Algo anda mal com você? Recorra a um pai de santo, a uma cartomante, faça uma macumba. Reze. Pague para sair dessa, se preciso for. Nada contra. Pode ser um recurso legítimo, mas o efeito se parece mais com o de um placebo. O que a gente não costuma fazer é acessar o nosso arquivo mental e tentar descobrir onde está a falha, a desconexão. Porque é certo que quando tudo parece desandar as causas estão bem mais próximas do que imaginamos. Mas é difícil fazer esse mapeamento e assumir culpas. Mais: admitir certos boicotes, que costumam resultar da fragilidade típica de quem se habituou a se sentir vítima de tudo e de todos. As palavras redentoras são essas: os outros. Com isso não preciso fazer nada além de lamentar o meu infortúnio, pobre ser chicoteado pelo destino. E não importa o tamanho da injustiça que sofremos. Na contabilidade final, permanece a certeza de que não merecíamos passar por isso.
Talvez a porta de entrada para o mundo adulto se encontre exatamente aí: na percepção de que somos os artífices da maioria das coisas que acontecem conosco. É difícil traduzir isso através da linguagem. Pode ser que a expressão correta seja simplesmente essa: assumir nossos atos. Mesmo quando os efeitos são desastrosos e os fatores que os provocaram pareçam desconhecidos. Ao ampliar as investigações, descobrimos que bem e mal são conceitos que não transcendem o nosso próprio eu. E é dentro do movimento sutil de cada dia que vamos encontrar respostas. Ou, pelo menos, uma tranquilidade que exonere as culpas. E a pior delas é a terceirizada. Os pilares de muitas religiões são colocados exatamente nesse terreno. E quem sou eu para negar o conforto que conseguem dar a tantos órfãos de um sentido para a existência.
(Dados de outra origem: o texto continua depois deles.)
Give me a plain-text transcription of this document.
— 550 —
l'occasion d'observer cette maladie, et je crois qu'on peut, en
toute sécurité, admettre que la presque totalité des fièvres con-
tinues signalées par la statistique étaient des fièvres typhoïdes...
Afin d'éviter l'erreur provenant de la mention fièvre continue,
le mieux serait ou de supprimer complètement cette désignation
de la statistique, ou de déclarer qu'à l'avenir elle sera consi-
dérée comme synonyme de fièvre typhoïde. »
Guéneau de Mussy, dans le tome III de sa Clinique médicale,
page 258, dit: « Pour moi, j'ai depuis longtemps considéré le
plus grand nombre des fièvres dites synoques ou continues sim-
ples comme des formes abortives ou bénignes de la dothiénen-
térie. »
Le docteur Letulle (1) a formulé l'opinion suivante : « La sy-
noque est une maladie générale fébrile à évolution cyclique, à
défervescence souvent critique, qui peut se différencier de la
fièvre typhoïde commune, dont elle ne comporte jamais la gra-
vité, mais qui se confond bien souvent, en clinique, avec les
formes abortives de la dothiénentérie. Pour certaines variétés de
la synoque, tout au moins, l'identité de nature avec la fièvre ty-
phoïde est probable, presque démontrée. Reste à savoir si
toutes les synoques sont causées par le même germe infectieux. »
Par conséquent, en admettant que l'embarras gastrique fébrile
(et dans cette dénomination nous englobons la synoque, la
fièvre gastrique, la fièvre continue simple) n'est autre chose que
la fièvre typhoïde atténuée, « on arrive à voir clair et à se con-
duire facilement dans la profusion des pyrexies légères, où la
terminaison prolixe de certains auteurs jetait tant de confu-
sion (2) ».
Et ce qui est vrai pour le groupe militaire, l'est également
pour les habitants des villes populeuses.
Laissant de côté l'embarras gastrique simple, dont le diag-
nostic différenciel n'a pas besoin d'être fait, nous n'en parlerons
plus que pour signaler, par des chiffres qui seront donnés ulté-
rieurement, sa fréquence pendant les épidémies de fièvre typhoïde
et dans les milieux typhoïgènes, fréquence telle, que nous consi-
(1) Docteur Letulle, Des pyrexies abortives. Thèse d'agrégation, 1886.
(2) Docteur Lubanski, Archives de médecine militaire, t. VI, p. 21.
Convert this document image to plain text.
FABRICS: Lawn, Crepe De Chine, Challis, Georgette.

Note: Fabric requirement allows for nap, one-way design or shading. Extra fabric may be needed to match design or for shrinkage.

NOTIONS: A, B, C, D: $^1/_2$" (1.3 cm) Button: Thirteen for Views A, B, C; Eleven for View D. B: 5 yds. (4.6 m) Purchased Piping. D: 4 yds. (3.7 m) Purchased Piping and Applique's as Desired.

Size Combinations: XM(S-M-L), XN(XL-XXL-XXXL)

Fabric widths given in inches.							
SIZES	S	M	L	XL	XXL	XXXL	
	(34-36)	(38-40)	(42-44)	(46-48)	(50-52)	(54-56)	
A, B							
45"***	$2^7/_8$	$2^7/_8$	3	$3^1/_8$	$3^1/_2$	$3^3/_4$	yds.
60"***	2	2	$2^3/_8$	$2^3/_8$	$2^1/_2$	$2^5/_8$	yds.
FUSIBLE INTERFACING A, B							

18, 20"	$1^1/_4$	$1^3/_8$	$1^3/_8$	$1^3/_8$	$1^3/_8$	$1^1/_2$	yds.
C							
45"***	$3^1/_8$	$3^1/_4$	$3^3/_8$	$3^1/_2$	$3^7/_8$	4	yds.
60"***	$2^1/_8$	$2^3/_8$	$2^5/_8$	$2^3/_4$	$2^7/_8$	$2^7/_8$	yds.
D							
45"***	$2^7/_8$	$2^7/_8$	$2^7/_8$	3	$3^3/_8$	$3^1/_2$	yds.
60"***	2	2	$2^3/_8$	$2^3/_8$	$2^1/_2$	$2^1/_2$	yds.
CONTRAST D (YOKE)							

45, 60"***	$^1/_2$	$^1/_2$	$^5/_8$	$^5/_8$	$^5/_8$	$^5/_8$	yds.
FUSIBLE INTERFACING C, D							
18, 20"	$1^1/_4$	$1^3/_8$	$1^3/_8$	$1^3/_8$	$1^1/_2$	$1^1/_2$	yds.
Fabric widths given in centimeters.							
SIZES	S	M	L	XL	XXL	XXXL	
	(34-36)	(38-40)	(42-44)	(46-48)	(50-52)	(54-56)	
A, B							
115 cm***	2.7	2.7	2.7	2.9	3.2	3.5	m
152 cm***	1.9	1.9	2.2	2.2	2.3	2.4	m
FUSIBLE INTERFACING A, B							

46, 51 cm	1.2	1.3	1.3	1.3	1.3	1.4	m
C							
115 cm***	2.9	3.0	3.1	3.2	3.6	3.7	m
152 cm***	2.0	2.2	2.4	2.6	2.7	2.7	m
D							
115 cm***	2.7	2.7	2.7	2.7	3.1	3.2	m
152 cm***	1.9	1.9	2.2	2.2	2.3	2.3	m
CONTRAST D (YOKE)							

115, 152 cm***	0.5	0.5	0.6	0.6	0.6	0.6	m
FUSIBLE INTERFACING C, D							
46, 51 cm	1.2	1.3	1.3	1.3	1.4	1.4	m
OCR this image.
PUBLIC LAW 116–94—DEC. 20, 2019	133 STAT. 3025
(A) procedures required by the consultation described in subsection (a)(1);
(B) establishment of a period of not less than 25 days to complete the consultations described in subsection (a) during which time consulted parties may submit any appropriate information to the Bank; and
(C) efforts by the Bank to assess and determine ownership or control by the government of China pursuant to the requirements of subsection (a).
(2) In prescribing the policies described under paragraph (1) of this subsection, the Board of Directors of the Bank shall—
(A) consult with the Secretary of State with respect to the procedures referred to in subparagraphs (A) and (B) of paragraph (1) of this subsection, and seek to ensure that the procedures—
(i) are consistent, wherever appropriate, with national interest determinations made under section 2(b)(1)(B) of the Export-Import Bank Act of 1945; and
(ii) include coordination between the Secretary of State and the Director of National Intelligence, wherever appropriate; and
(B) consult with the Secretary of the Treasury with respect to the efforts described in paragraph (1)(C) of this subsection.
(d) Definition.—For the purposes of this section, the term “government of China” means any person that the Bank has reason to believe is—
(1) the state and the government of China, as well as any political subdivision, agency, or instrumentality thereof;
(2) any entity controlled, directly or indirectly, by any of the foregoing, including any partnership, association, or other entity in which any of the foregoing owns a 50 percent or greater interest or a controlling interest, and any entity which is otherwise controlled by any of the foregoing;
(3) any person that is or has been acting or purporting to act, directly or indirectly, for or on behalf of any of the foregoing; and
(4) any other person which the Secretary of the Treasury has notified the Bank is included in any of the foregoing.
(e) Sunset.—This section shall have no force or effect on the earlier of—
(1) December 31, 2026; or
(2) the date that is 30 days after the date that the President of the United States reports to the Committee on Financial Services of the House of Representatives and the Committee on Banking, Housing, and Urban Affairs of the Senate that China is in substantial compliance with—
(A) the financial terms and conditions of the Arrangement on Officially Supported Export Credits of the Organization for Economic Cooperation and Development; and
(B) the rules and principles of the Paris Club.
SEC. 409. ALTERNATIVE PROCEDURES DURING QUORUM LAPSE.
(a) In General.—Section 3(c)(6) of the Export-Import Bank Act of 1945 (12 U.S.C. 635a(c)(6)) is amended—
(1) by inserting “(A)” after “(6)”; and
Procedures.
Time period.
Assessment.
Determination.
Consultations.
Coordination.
Permanecer de olhos abertos não é fácil. Mas se fechar em dogmas equivale a colocar um par de algemas em si mesmo. Até somos capazes de continuar caminhando, mas uma boa parte da nossa liberdade foi perdida. Eu continuo me deseducando. E nesse processo está a vontade de recuperar alguns campos que não estão definitivamente contaminados pela lógica e pelos precários cinco sentidos. Existe algo lá fora, afinal? Não sei, mas me agrada a ideia de conseguir suportar esse hiato de solidão, ancorado na coragem e no desafio. Continuo caminhando no deserto, mas com a convicção de que uma terra prometida poderá ser avistada algum dia.
Voltando ao amigo perseguido por forças ocultas, posso dizer que hoje, passados alguns meses, uma camada muito tênue de comprometimento já se torna perceptível nele. Disse-me que chama isso de efeito bumerangue. De alguma maneira, as coisas voltam. Há uma circularidade impressionante em tudo. E para descobrir isso, não recorreu a nenhum expediente de ordem espiritual. Ele simplesmente está aprendendo a difícil arte da autoanálise. Nem sempre é muito bonito o que encontramos nessas escavações. Mas é a única maneira de parar de gritar contra Deus e o mundo sobre aquilo que nos acontece. Virtude e recompensa nem sempre andam juntas. Superstição e fracasso, sim.